EvalEval Coalition — "We are a researcher community developing scientifically grounded research outputs and robust deployment infrastructure for broader impact evaluations."

Every Eval Ever is a shared schema and crowdsourced eval database. It defines a standardized metadata format for storing AI evaluation results — from leaderboard scrapes and research papers to local evaluation runs — so that results from different frameworks can be compared, reproduced, and reused. The three components that make it work:

  • 📋 A metadata schema (eval.schema.json) that defines the information needed for meaningful comparison of evaluation results, including instance-level data
  • 🔧 Validation that checks data against the schema before it enters the repository
  • 🔌 Converters for Inspect AI, HELM, and lm-eval-harness, so you can transform your existing evaluation logs into the standard format

Terminology

Term Our Definition Example
Single Benchmark Standardized eval using one dataset to test a single capability, producing one score MMLU — ~15k multiple-choice QA across 57 subjects
Composite Benchmark A collection of simple benchmarks aggregated into one overall score, testing multiple capabilities at once BIG-Bench bundles >200 tasks with a single aggregate score
Metric Any numerical or categorical value used to score performance on a benchmark (accuracy, F1, precision, recall, …) A model scores 92% accuracy on MMLU

🚀 Contributor Guide

New data can be contributed to the Hugging Face Dataset using the following process:

Leaderboard/evaluation data is split-up into files by individual model, and data for each model is stored using eval.schema.json. The repository is structured into folders as data/{benchmark_name}/{developer_name}/{model_name}/.
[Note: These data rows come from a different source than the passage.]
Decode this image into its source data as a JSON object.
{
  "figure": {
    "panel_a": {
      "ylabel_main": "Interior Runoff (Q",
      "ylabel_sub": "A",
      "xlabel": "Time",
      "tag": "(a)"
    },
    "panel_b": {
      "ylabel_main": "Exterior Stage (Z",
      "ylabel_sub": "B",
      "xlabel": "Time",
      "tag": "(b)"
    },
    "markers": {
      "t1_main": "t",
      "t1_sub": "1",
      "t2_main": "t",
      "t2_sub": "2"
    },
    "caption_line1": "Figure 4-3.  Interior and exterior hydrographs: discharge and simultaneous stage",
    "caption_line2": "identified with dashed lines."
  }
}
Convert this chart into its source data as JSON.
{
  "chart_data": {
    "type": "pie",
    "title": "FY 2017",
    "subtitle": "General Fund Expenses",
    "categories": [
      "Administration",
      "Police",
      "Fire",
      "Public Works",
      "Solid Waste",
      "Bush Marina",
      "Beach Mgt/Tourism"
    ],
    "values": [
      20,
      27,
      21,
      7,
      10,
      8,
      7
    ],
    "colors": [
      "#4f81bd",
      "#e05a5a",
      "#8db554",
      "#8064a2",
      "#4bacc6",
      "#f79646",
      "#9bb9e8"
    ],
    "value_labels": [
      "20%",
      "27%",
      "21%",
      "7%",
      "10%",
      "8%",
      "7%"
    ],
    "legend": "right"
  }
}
TL;DR How to successfully submit

  1. Data must conform to eval.schema.json (current version: 0.2.0)
  2. Validation runs automatically on every PR via validate_data.py
  3. An EvalEval member will review and merge your submission

UUID Naming Convention

Each JSON file is named with a UUID (Universally Unique Identifier) in the format {uuid}.json. The UUID is automatically generated (using standard UUID v4) when creating a new evaluation result file. This ensures that:

  • Multiple evaluations of the same model can exist without conflicts (each gets a unique UUID)
  • Different timestamps are stored as separate files with different UUIDs (not as separate folders)
  • A model may have multiple result files, with each file representing different iterations or runs of the leaderboard/evaluation
  • UUID's can be generated using Python's uuid.uuid4() function.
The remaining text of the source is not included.